Figure 6. Injury-responsive microglia in demyelinated lesions exhibit multiple activation states. See also Figures S7.

(a) The subcortical white matter of adult mice was injected with the demyelinating agent lysolecithin (LPC) or saline and microdissected after 7 days post lesion/injection (dpl). Microglia were then isolated and sequenced (as is Fig 1a)

(b) tSNE plot of 11,470 microglia from LPC-injected white matter, saline-injected white matter, or whole-brain adult (P100) samples reveals two microglia clusters (IR1, IR2). N=3 mice per condition.

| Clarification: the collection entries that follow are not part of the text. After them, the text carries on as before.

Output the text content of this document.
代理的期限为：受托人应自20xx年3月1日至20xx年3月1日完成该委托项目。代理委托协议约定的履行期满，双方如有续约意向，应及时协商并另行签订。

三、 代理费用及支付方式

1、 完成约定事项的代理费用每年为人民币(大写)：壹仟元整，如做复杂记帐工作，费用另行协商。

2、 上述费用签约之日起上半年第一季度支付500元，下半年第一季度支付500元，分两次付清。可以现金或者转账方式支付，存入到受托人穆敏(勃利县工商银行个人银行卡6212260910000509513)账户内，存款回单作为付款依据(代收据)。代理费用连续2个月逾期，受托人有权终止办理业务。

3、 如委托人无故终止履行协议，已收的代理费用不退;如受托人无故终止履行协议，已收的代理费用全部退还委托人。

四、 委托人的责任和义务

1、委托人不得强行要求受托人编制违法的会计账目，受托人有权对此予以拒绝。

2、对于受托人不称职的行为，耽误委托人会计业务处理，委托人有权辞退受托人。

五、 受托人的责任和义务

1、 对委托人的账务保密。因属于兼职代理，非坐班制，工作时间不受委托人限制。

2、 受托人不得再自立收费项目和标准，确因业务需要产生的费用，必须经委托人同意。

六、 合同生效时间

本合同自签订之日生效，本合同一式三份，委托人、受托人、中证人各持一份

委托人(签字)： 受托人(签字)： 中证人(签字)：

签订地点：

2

(c) tSNE plots of cells from each condition and a plot of the normalized percent of cells from each sample assigned to each cluster. ****P<0.0001, Two-way ANOVA, Tukey’s post-hoc analysis.

(d) Heatmap of gene expression in each of 11,470 cells in each of the clusters from (b). Plotted genes were grouped by genes that were downregulated (P2ry12, Selplg, Cx3cr1) in Cluster IR2 or those that defined each of the subclusters in Fig. 6e. Z-score represents the number of standard deviations from the mean following row scaling.

(e) Cells from Cluster IR2 were subclustered to identify different subpopulations of activated microglia. tSNE plot shows four subclusters of Cluster 2 microglia (2.1-2.4).

(f) tSNE plots of subclustered cells colored for expression (log-transformed counts per 10,000 transcripts) of genes that were expressed by the majority of Cluster IR2 microglia (Fcrls, Apoe, Ifi27l2a), or Cluster IR2 subpopulations (Ccl4 (IR2.3, IR2.3), Cxcl10 (IR2.2), and Birc5 (IR2.4).